Вспомнив о бороде, Тертулл несколько обескуражено обнаружил, что встреченные им прохожие из благородных сословий все поголовны бриты. Мода, вполне отличная от времен Марка, когда растительность на подбородке представлялась чем-то вроде нагрудного знака, свидетельствующего о принадлежности к братству философов. Украшений теперь тоже не стеснялись. Встреченные им гетеры в открытых носилках, переносимых неграми, или красотки, прогуливающиеся в сопровождение державшего зонтик раба, открыто щеголяли шейными золотыми цепями, ожерельями из драгоценных камней, массивными серьгами, тончайшими, наброшенными на плечи вуалями.

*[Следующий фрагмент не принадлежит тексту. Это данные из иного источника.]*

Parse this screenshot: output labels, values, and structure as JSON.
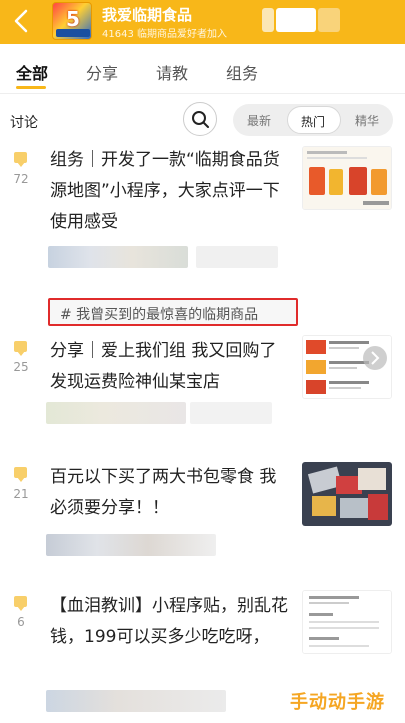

У каждой пестрые, снабженные золотыми надписями веера, металлические зеркала, в которые они то и дело смотрелись, точнее, оглядывали улицу. Цветные ленты поддерживали грудь.
Сердце запело, когда он, миновав арку Тита, добрался до амфитеатра Флавия (Колизея), где возвышался чудовищный, сто двадцатифутовый Колóсс 9 , некогда поставленный Нероном в вестибюле своего Золотого дворца и сохраненный Веспасианом. Восторг был легкий, обещающий, придающий силы. Отсюда до Субуры рукой подать.

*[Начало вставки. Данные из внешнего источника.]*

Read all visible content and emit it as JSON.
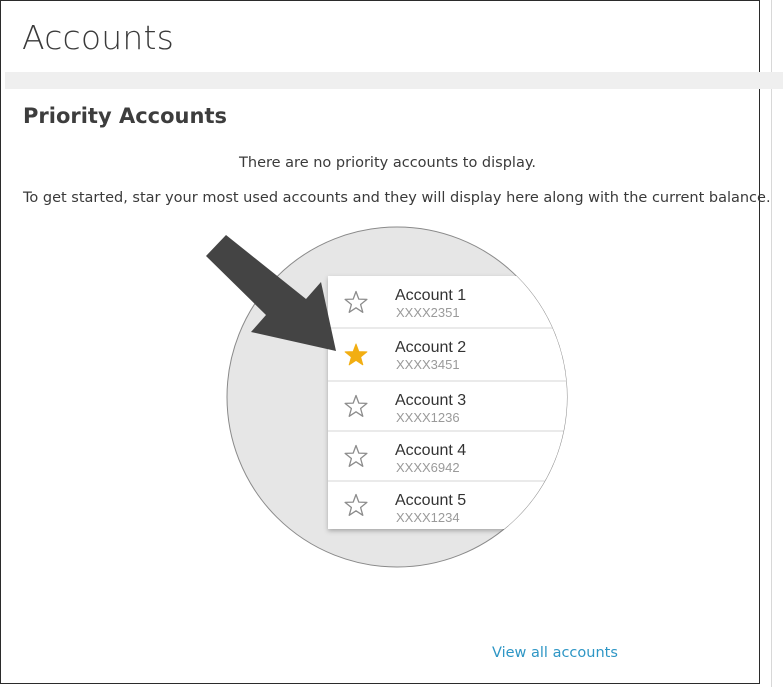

У тети его ожидало первое разочарование. Она проживала в собственном доходном доме, выстроенном на пересечении улицы Патрициев и Тибуртинской дороги. Теперь здесь хозяйничали чужие люди, назвавшиеся родственниками уже пять лет как умершей Сабины. Когда Тертулл поинтересовался — не оставила ли ему тетя что-нибудь на пропитание, новый хозяин по имени Вибиний показал завещание, в котором «лишенному милости богов племяннику» предписывалось примерно вести себя и более не покушаться на устои. Наследство было невелико, однако Вибиний разрешил вернувшемуся из ссылки поэту занять одну из маленьких комнат на верхнем этаже дома. Плату вперед не потребовал, заявил, что пусть и в убыток себе, но у него рука не поднимется выгнать на улицу родственника, пусть даже и дальнего.

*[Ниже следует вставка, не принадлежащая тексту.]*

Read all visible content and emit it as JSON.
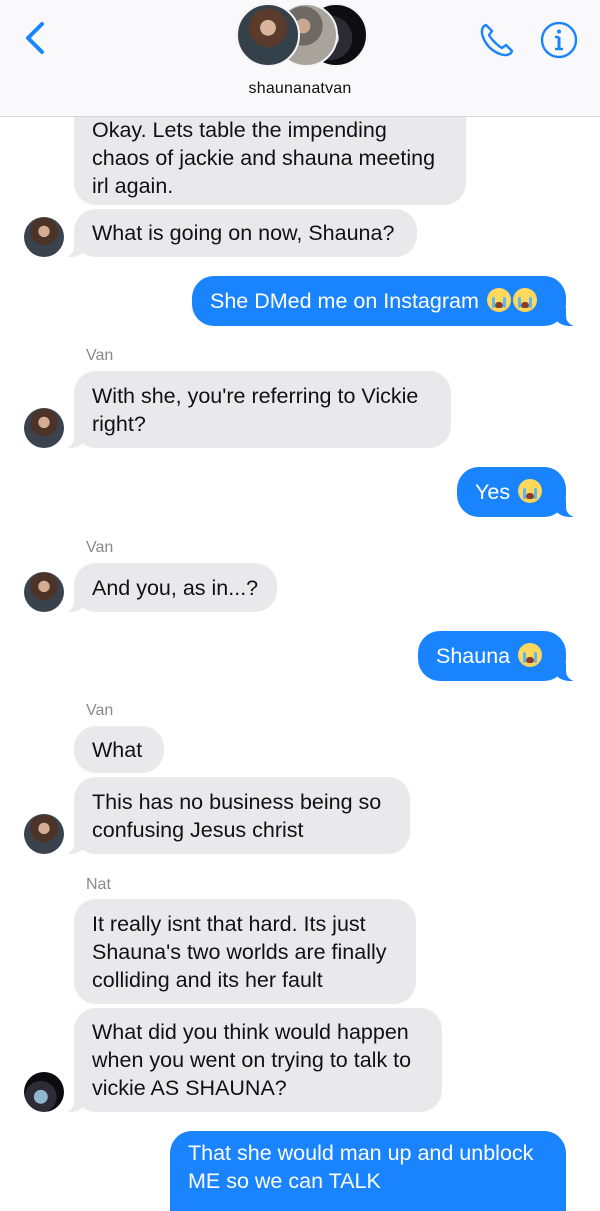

Утешение было слабое, но Тертулл, по природе человек веселый, научившийся в ссылке довольствоваться малым, был рад и этому.
К сожалению, очень скоро ему пришлось убедиться что за несколько месяцев, прошедших после смерти «философа», прежний, попечением Марка учившийся добродетели Рим, заметно очерствел, отвернулся от ближнего и с жадностью набросился на всевозможные — чаще непотребные — удовольствия. Как-то сразу городские улицы вновь во множестве запрудили молодые люди, желающие промотать родительские деньги или наоборот заработать их все равно каким способом. Во времена Марка рассчитывать на успех, не послужив в армии, было невозможно. Теперь к солдатскому труду относились презрительно, как к бесполезной трате времени.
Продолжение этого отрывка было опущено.